Il desiderio di Gianni di aiutare il figlio si scontra con l’incapacità di avere una visione integrata degli aspetti positivi e negativi che caratterizzano Paolo e sé stesso. Gianni infatti si difende dal dolore dell’integrazione di questi aspetti e del proprio senso di colpa ricorrendo a meccanismi di scissione e idealizzazione in cui onnipotentemente e illusoriamente immagina di poter offrire al figlio ritrovato una vita bella come quella di tutti i suoi coetanei adolescenti che hanno storie d’amore, proiettando sul figlio quello che è il proprio desiderio di normalità.  Sembra crearsi una netta separazione nella visione di Gianni tra un passato negativo colmo di sofferenze in cui lui non era presente e un futuro idealizzato in cui lui solo si occuperà di Paolo a Milano così tutto andrà magicamente bene e come per magia vivranno felici e contenti.

Arrivati alla scuola di Kristine però il contatto con la realtà disillude Gianni che guardando gli altri ragazzi che fanno attività sportive deve confrontarsi di nuovo con i limiti e le difficoltà del proprio figlio che è diverso da tutti gli altri.

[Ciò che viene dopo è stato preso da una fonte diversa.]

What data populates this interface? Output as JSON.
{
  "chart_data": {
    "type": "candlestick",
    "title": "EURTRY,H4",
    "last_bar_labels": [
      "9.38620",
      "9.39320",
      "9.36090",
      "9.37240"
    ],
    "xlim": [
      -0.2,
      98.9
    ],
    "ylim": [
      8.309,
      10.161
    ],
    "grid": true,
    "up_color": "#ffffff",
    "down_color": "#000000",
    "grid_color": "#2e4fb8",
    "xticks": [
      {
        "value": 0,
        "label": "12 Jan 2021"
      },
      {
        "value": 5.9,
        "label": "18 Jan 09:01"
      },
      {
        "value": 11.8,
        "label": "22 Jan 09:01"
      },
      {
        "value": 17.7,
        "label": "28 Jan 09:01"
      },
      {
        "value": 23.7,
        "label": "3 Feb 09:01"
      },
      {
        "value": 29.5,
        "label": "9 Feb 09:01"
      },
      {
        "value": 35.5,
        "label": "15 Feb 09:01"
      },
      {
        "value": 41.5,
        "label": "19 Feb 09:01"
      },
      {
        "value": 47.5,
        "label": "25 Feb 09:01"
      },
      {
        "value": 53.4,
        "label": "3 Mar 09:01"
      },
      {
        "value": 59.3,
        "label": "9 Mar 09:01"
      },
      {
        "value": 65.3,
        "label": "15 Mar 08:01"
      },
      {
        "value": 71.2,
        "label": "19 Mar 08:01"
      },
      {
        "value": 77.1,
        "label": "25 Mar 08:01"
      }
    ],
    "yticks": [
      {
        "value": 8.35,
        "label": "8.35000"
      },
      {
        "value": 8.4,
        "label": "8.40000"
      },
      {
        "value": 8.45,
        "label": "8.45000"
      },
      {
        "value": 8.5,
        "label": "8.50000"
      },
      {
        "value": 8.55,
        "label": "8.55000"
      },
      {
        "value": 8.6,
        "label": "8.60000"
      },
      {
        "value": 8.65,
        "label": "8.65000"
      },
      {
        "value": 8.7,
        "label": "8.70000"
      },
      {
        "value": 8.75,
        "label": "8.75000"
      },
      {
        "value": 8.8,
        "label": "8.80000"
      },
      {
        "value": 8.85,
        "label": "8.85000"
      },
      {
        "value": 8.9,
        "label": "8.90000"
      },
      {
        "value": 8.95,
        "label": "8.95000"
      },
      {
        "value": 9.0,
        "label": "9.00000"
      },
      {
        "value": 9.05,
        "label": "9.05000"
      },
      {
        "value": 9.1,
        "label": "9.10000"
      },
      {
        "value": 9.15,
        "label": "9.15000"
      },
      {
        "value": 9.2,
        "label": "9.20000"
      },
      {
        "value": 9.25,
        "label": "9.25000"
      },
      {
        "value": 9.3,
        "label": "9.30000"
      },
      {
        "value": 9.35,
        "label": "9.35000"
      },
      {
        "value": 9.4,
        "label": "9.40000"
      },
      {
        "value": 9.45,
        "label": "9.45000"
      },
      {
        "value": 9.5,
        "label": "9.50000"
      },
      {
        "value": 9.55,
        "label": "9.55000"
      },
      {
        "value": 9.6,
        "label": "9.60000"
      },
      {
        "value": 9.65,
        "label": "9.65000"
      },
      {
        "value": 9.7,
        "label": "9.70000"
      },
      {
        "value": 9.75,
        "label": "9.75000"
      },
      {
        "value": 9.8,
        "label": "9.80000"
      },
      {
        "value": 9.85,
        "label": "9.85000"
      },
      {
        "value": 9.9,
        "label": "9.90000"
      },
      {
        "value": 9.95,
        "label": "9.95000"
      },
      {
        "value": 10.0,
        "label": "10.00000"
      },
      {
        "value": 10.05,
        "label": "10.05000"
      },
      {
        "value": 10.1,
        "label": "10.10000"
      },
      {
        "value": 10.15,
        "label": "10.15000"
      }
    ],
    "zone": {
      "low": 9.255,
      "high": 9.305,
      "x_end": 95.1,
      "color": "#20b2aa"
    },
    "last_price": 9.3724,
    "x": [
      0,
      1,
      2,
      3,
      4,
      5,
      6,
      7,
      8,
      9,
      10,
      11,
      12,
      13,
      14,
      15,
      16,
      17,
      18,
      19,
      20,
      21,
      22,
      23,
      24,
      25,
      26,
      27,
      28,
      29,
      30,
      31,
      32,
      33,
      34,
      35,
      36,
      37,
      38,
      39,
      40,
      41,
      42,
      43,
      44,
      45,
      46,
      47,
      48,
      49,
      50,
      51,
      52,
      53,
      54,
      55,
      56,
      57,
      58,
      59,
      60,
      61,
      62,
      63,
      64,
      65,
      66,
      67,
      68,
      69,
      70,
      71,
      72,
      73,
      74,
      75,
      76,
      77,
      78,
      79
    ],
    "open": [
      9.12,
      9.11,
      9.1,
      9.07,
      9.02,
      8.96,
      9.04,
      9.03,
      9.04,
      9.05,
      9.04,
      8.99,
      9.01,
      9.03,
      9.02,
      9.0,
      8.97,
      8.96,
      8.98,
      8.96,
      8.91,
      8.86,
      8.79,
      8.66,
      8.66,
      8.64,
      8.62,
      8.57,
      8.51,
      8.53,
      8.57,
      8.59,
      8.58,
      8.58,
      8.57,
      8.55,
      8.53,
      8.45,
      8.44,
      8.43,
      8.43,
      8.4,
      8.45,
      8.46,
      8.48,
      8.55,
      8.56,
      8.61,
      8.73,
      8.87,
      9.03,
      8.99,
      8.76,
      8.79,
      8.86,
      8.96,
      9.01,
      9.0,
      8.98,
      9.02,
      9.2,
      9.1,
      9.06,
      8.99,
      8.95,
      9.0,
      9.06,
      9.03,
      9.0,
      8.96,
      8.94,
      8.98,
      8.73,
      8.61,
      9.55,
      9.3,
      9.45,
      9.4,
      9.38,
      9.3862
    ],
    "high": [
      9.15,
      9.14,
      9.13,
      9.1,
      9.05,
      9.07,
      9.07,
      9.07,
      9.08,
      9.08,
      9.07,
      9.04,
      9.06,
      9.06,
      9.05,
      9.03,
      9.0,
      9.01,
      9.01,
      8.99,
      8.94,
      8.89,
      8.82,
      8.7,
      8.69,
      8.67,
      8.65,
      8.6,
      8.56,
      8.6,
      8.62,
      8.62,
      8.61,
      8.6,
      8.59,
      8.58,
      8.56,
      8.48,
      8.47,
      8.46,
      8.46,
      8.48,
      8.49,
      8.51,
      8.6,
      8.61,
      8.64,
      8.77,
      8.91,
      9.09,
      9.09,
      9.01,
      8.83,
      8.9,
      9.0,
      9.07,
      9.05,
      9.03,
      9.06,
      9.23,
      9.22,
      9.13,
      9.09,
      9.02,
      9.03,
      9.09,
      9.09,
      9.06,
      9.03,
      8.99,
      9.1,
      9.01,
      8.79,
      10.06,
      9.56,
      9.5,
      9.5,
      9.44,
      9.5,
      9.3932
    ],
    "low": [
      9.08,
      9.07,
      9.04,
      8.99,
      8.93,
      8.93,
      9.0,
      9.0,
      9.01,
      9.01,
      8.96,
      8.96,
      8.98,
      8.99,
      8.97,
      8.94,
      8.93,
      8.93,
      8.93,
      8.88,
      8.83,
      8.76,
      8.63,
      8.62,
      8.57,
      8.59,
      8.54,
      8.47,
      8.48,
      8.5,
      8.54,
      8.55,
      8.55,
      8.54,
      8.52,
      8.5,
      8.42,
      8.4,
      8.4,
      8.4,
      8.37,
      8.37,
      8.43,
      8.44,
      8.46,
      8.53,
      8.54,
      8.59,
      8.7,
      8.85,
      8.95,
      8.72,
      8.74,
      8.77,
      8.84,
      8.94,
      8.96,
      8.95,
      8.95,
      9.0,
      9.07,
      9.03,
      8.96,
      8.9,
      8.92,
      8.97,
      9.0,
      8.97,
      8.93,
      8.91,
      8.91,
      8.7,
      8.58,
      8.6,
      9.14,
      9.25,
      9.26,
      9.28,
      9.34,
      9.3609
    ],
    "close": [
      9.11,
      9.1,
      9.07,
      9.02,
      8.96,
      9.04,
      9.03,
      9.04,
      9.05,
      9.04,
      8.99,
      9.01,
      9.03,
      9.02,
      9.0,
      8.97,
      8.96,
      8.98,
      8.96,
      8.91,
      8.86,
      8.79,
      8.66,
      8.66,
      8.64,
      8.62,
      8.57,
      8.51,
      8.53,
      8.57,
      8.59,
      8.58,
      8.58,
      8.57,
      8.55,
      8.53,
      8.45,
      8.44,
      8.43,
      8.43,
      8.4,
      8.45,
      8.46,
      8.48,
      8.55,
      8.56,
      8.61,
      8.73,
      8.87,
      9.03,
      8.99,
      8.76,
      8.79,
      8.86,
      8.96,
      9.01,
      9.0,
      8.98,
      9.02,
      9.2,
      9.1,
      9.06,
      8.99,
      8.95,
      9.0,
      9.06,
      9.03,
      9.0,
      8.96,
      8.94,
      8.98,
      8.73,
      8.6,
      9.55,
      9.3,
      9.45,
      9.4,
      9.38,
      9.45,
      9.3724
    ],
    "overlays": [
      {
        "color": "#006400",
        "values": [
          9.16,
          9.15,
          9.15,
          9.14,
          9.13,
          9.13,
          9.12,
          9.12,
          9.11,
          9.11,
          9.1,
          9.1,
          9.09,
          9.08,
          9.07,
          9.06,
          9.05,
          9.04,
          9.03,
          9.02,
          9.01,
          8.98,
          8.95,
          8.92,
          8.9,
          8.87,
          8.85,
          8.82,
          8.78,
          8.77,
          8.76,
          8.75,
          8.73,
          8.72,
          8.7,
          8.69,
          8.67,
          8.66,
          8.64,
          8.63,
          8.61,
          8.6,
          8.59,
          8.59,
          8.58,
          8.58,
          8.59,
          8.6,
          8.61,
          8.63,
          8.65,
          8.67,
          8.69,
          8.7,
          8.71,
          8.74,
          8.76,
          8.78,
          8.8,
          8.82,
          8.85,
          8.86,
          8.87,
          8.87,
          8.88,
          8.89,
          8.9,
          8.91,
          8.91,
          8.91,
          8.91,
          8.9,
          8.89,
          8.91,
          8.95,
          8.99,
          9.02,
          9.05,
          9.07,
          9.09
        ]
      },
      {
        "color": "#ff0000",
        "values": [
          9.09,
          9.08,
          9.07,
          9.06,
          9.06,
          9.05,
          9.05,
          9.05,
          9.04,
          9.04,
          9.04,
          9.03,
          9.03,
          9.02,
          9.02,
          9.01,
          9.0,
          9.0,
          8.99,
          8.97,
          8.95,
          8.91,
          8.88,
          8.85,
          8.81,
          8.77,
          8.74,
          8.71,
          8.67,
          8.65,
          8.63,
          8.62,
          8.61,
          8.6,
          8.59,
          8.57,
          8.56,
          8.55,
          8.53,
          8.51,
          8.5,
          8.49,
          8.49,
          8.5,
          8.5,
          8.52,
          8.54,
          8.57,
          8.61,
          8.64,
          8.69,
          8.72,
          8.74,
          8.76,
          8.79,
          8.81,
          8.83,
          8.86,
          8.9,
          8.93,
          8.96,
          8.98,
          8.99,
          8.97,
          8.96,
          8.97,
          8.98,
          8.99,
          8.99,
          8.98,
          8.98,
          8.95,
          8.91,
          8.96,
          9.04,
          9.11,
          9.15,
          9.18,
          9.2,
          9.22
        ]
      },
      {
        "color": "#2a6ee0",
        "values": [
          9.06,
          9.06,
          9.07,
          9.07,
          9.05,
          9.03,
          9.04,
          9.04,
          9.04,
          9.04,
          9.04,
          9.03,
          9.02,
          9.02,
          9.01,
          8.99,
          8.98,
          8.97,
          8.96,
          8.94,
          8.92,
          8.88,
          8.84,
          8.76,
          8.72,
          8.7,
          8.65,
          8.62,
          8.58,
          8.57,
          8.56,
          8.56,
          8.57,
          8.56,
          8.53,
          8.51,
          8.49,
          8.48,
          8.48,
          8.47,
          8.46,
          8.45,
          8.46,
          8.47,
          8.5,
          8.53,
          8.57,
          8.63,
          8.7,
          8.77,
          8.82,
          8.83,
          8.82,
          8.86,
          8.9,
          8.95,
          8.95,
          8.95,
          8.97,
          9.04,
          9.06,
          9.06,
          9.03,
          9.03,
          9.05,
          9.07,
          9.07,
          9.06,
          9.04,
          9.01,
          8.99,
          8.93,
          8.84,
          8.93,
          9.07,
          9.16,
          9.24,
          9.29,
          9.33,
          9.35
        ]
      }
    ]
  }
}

Questo duro contatto con la realtà, fa sì che Gianni decida di ripartire subito, ma lungo il tragitto deve di nuovo affrontare le problematiche legate alla malattia del figlio che non si rende conto delle conseguenze potenzialmente pericolose dei propri comportamenti mentre il padre è alla guida. Questo rinnovato confronto con i limiti cognitivi del figlio e con le proprie difficoltà come genitore, getta infine il padre nello sconforto assoluto.

La scena finale ambientata in una landa desolata sembra rappresentare lo stato di desolazione in cui si trova Gianni, seduto a terra, abbattuto e demoralizzato di fronte al rinnovato e ora realistico contatto con la realtà della malattia di Paolo, ma sembra esserci una piccola speranza all’orizzonte, rappresentata da una casetta lontana e dalle parole di Paolo che cerca di consolare e sostenere il papà. Il ragazzo sembra rappresentare la speranza e il richiamo alla vitalità indispensabile a un genitore con un figlio disabile per non rimanere abbattuto dallo sconforto, dalla paura per il presente e per il futuro. Emerge l’importanza di mantenere una relazione autentica, viva e aderente alla realtà con il proprio figlio cercando di coltivare una speranza realistica in una situazione caratterizzata da molteplici limiti: sembra che, con l’aiuto di Paolo, Gianni ci potrà riuscire.